ただお気づきでしょうか、PowerAutomate側のアクションと微妙に引数が違うことに。というよりか、設定項目が少ないのです。
この設定項目の違いでかなりハマったのですが、結論としては下記キャプチャの通りに設定すれば書込みが可能です。
ポイントは
- 「関連」に営業案件のIDをそのままセットする
- ※決して「関連」にopportunities(営業案件ID)のようにセットしない(処理が失敗します)
- 「関連Type」にはopportunitiesを選択する
これでLogicApps側の設定も完了しました。
次はDynamicsの画面からデータを更新して、正常に動作が行われるか確認します。
Dynamics側の更新トリガの確認
案件名を変更して、更新トリガを発生させます。
更新トリガでタイムラインが更新されたことを確認するため、タイムラインの再読み込みを行います。
ServiceBus Queueを経由するので少しタイムラグが発生しましたが、以下のとおりタイムラインにはPowerAutomateとLogicAppsでそれぞれ書き込んだメッセージが表示されました。
実行IDもうまく引き渡されているようです。
おわりに
Dynamicsにおけるタイムラインの本来の使い方では無いかもしれませんが、ユーザにDynamicsの更新トリガを起点とした非同期処理の結果を通知する方法として、今回はメモテーブルからタイムラインへの表示を試してみました。

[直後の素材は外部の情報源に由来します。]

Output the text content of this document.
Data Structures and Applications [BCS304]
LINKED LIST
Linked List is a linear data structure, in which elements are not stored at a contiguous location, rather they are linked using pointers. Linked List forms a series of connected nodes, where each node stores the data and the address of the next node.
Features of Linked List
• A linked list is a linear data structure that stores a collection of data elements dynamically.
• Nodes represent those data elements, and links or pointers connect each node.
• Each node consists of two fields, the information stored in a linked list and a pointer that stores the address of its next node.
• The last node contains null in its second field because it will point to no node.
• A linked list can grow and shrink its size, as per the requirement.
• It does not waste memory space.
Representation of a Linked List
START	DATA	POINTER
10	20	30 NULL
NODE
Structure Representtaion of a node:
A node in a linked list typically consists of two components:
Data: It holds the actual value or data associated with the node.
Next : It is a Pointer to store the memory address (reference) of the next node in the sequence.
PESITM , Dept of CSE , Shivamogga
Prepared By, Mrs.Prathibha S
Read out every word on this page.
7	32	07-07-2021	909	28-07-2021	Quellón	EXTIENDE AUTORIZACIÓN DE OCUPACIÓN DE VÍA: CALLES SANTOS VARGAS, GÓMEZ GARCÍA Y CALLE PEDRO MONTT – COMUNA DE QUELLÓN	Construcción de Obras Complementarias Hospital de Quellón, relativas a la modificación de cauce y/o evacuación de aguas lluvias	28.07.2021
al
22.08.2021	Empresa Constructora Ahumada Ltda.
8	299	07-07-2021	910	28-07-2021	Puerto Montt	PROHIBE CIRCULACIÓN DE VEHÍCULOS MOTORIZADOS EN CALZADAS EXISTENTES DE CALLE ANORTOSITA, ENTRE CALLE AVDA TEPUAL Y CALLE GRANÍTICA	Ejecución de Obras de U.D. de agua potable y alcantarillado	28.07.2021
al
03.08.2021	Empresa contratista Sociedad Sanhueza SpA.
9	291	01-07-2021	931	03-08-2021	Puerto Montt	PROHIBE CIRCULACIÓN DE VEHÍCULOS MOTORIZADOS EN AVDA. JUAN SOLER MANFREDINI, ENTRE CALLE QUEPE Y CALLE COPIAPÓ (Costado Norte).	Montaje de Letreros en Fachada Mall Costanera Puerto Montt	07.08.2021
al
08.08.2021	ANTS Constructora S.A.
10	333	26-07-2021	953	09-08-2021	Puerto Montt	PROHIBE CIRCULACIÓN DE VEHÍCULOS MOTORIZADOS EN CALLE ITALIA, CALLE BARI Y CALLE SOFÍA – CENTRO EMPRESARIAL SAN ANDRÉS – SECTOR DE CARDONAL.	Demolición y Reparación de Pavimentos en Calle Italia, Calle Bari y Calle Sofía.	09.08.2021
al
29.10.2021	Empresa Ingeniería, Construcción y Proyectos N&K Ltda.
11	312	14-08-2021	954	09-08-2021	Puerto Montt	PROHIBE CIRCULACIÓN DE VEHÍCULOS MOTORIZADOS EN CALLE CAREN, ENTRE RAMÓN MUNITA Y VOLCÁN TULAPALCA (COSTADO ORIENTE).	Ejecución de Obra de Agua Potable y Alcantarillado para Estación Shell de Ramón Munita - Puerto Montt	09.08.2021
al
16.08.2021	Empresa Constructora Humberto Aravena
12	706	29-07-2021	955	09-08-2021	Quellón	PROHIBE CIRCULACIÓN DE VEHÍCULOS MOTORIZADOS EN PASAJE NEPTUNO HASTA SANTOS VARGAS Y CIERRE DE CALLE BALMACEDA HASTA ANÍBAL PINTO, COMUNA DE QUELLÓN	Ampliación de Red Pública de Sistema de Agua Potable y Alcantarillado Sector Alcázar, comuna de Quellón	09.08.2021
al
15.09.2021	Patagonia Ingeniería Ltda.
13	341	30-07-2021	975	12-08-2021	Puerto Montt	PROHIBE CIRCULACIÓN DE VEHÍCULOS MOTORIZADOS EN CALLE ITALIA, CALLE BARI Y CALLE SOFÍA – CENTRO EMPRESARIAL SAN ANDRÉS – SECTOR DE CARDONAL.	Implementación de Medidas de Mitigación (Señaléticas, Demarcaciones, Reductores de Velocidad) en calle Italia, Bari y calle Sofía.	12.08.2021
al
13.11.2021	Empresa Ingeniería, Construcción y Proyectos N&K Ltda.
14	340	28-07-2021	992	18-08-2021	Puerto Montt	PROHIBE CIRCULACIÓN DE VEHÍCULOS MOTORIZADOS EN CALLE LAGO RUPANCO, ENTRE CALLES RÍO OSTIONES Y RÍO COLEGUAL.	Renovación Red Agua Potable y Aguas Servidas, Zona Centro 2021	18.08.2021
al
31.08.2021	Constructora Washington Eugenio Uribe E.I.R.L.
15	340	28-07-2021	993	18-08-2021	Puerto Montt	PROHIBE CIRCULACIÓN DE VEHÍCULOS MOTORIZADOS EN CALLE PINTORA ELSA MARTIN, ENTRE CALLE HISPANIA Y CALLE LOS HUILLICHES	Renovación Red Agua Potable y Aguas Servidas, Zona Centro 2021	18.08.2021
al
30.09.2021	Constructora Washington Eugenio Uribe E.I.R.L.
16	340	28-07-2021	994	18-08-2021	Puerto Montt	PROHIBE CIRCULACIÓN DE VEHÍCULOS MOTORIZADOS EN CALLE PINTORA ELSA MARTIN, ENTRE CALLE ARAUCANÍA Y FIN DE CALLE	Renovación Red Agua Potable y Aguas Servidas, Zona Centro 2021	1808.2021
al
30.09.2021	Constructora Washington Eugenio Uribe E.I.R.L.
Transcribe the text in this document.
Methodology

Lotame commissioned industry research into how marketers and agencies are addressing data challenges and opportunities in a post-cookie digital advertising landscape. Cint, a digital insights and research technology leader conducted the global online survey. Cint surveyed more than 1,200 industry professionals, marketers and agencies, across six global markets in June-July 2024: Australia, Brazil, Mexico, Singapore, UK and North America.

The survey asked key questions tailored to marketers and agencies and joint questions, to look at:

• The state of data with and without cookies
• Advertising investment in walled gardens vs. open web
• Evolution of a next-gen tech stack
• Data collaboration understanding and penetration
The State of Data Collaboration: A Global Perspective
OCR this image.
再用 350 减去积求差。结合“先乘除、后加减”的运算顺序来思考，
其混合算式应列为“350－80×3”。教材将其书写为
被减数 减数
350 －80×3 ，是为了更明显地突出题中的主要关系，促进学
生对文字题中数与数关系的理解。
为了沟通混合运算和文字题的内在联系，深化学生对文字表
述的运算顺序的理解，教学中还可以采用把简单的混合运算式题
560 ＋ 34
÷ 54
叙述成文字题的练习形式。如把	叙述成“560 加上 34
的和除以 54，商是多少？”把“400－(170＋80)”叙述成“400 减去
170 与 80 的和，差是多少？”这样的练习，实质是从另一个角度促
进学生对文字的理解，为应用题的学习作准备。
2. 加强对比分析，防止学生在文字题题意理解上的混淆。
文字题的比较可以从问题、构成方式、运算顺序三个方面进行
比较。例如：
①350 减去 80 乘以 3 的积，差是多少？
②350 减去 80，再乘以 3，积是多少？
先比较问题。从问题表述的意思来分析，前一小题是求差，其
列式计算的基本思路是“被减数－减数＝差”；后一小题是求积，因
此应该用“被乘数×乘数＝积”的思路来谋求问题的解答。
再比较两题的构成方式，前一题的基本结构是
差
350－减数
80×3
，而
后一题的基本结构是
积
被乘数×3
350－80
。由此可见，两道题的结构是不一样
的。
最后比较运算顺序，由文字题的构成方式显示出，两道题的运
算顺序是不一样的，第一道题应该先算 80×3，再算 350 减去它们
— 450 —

PowerAutomateフローやLogicAppsには様々なコネクタが用意されていますので、CDSのテーブル更新だけではなく、Teamsへのメッセージ投稿やメール送信などを行うことが可能です。
今回のポイントとしては、同じ機能を持ったコネクタでもPowerAutomateフローとLogicAppsでは微妙に設定項目が異なることです。こういった点が地味にハマるので、そのメモとして作成しました。
かなりニッチな情報だと思いますが、参考になる方がいらっしゃれば幸いです。